Another big difference was among managers of companies and businesses. A $34,000 gap exists between the average compensation in Fresno County of $72,725 per year and the statewide average of $106,827.
There also is a significant disparity in accommodations and food service. The average compensation statewide was $22,437 in 2009, compared to $17,275 in Fresno County.
The difference was less for farm jobs. The average compensation statewide was $31,416 in 2009 -- only 5.3% higher than Fresno County's average of $29,742 for the year.
But farm jobs represented less than 5% of Fresno County's total employment in 2009 and less than 4% of the total compensation for all workers in the county.
The recession of 2007-09 merely compounded the Valley's chronic problems as thousands of the region's workers lost their jobs and took unemployment benefits, joining others who already relied on public assistance programs.

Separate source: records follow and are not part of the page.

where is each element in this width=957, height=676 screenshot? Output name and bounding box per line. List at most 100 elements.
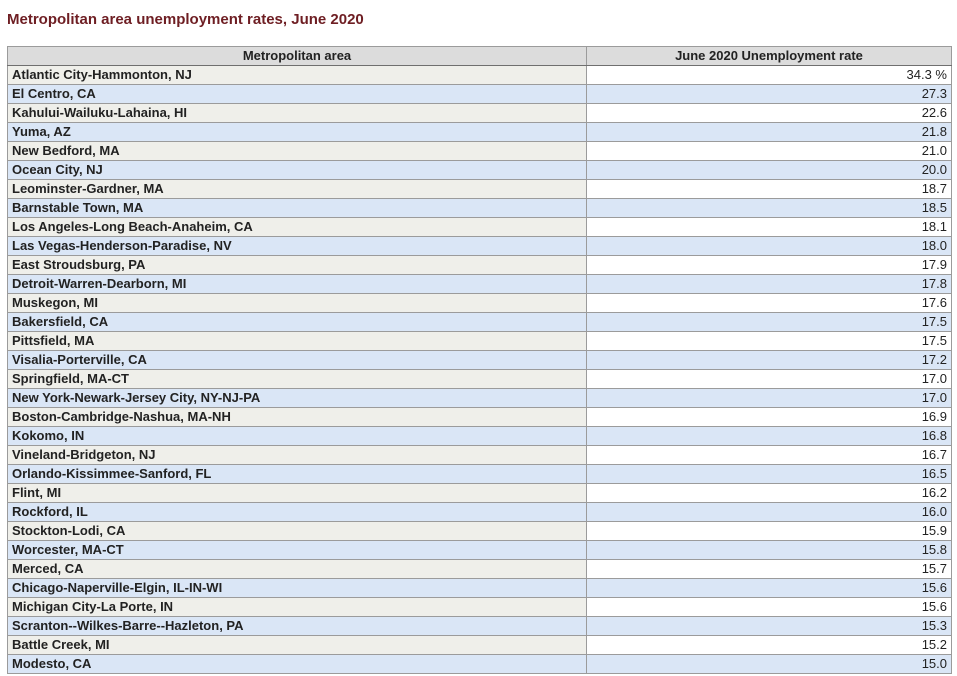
unemployment-rate-cell: 18.0 [586,236,952,256]
unemployment-rate-cell: 15.2 [586,635,952,655]
table-row: Leominster-Gardner, MA 18.7 [7,179,952,199]
column-header-unemployment-rate: June 2020 Unemployment rate [586,46,952,66]
unemployment-rate-cell: 16.0 [586,502,952,522]
unemployment-rate-cell: 18.7 [586,179,952,199]
metro-area-cell: Merced, CA [7,559,587,579]
metro-area-cell: East Stroudsburg, PA [7,255,587,275]
unemployment-rate-cell: 17.0 [586,388,952,408]
metro-area-cell: Scranton--Wilkes-Barre--Hazleton, PA [7,616,587,636]
metro-area-cell: Kahului-Wailuku-Lahaina, HI [7,103,587,123]
table-row: Scranton--Wilkes-Barre--Hazleton, PA 15.3 [7,616,952,636]
unemployment-rate-cell: 16.9 [586,407,952,427]
table-row: Vineland-Bridgeton, NJ 16.7 [7,445,952,465]
unemployment-rate-cell: 34.3 % [586,65,952,85]
unemployment-rate-cell: 22.6 [586,103,952,123]
unemployment-rate-cell: 17.6 [586,293,952,313]
unemployment-rate-cell: 21.0 [586,141,952,161]
metro-area-cell: Modesto, CA [7,654,587,674]
metro-area-cell: Atlantic City-Hammonton, NJ [7,65,587,85]
unemployment-rate-cell: 17.0 [586,369,952,389]
table-row: Pittsfield, MA 17.5 [7,331,952,351]
unemployment-rate-cell: 17.5 [586,331,952,351]
metro-area-cell: New Bedford, MA [7,141,587,161]
metro-area-cell: Pittsfield, MA [7,331,587,351]
metro-area-cell: Orlando-Kissimmee-Sanford, FL [7,464,587,484]
table-row: Rockford, IL 16.0 [7,502,952,522]
table-row: Yuma, AZ 21.8 [7,122,952,142]
metro-area-cell: Visalia-Porterville, CA [7,350,587,370]
metro-area-cell: Vineland-Bridgeton, NJ [7,445,587,465]
metro-area-cell: Stockton-Lodi, CA [7,521,587,541]
table-row: Modesto, CA 15.0 [7,654,952,674]
metro-area-cell: Muskegon, MI [7,293,587,313]
table-row: Bakersfield, CA 17.5 [7,312,952,332]
table-row: Visalia-Porterville, CA 17.2 [7,350,952,370]
table-row: El Centro, CA 27.3 [7,84,952,104]
unemployment-rate-cell: 15.9 [586,521,952,541]
metro-area-cell: Worcester, MA-CT [7,540,587,560]
metro-area-cell: El Centro, CA [7,84,587,104]
metro-area-cell: Michigan City-La Porte, IN [7,597,587,617]
unemployment-rate-cell: 18.1 [586,217,952,237]
table-row: Chicago-Naperville-Elgin, IL-IN-WI 15.6 [7,578,952,598]
table-row: Worcester, MA-CT 15.8 [7,540,952,560]
unemployment-rate-cell: 15.7 [586,559,952,579]
metro-area-cell: Kokomo, IN [7,426,587,446]
table-row: Kokomo, IN 16.8 [7,426,952,446]
table-row: Muskegon, MI 17.6 [7,293,952,313]
metro-area-cell: Las Vegas-Henderson-Paradise, NV [7,236,587,256]
table-row: Springfield, MA-CT 17.0 [7,369,952,389]
unemployment-rate-cell: 17.2 [586,350,952,370]
metro-area-cell: Leominster-Gardner, MA [7,179,587,199]
unemployment-rate-cell: 15.0 [586,654,952,674]
metro-area-cell: Chicago-Naperville-Elgin, IL-IN-WI [7,578,587,598]
table-row: Michigan City-La Porte, IN 15.6 [7,597,952,617]
metro-area-cell: Flint, MI [7,483,587,503]
metro-area-cell: Rockford, IL [7,502,587,522]
table-row: Detroit-Warren-Dearborn, MI 17.8 [7,274,952,294]
metro-area-cell: Ocean City, NJ [7,160,587,180]
unemployment-rate-cell: 15.3 [586,616,952,636]
table-row: Ocean City, NJ 20.0 [7,160,952,180]
page: Metropolitan area unemployment rates, Ju… [0,11,957,674]
metro-area-cell: Yuma, AZ [7,122,587,142]
table-row: Atlantic City-Hammonton, NJ 34.3 % [7,65,952,85]
table-row: New York-Newark-Jersey City, NY-NJ-PA 17.… [7,388,952,408]
unemployment-rate-cell: 17.5 [586,312,952,332]
unemployment-rate-cell: 15.6 [586,597,952,617]
metro-area-cell: Los Angeles-Long Beach-Anaheim, CA [7,217,587,237]
unemployment-rate-cell: 27.3 [586,84,952,104]
metro-area-cell: Detroit-Warren-Dearborn, MI [7,274,587,294]
metro-area-cell: Boston-Cambridge-Nashua, MA-NH [7,407,587,427]
unemployment-rate-cell: 16.5 [586,464,952,484]
metro-area-cell: Bakersfield, CA [7,312,587,332]
unemployment-rate-cell: 17.9 [586,255,952,275]
metro-area-cell: New York-Newark-Jersey City, NY-NJ-PA [7,388,587,408]
unemployment-rate-cell: 18.5 [586,198,952,218]
table-body: Atlantic City-Hammonton, NJ 34.3 % El Cent… [7,65,952,674]
table-row: Stockton-Lodi, CA 15.9 [7,521,952,541]
unemployment-rate-cell: 17.8 [586,274,952,294]
unemployment-rate-cell: 16.8 [586,426,952,446]
table-row: New Bedford, MA 21.0 [7,141,952,161]
metro-area-cell: Barnstable Town, MA [7,198,587,218]
unemployment-rate-cell: 16.7 [586,445,952,465]
table-row: Flint, MI 16.2 [7,483,952,503]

"This area was one of those most affected when the housing bubble burst," said Avalos, who is also the director of research at Fresno State's Center for Economic Research and Education of Central California. "We saw the construction industry booming, and then suddenly it started shedding people ... whose incomes are now less than when they were working."
"If you compared this with normal, healthy economic conditions, the per capita income would be higher," he said.
Dozier has long had a beef with economic development strategies pitching the Valley as a low-cost alternative to Los Angeles, San Francisco and San Jose where companies can do business.
"I think it's a horrible way to market the region," Dozier said. "If you want to attract companies that are just looking for cheap, there will be lots of cheaper places down the road, like Mexico or just about anyplace outside California, so they're not going to stay."
Dozier acknowledged that some believe the Valley needs to emphasize lower costs because other areas have a more educated, skilled work force.
"We do need to address our high school dropout rates and our college attainment," he said. "We need to encourage people who live here to get the education and get the skills they need."
Efforts like the WET (Water & Energy Technology) Incubator and the Lyles Center for Entrepreneurship, both housed at Fresno State, and community college programs aimed at energy and manufacturing technology, may help fuel a Valley turnaround.
Dozier said such programs can create more and better-paying jobs in high-tech industries related to agriculture and home-grown businesses -- and train the workers needed to fill them.
"But in the meantime, we need to find another thing to market," he added.
"If we market 'cheap,' it just cheapens us. ... We need to accentuate our positives, that we're central to California, close to good ports and the Pacific Rim markets."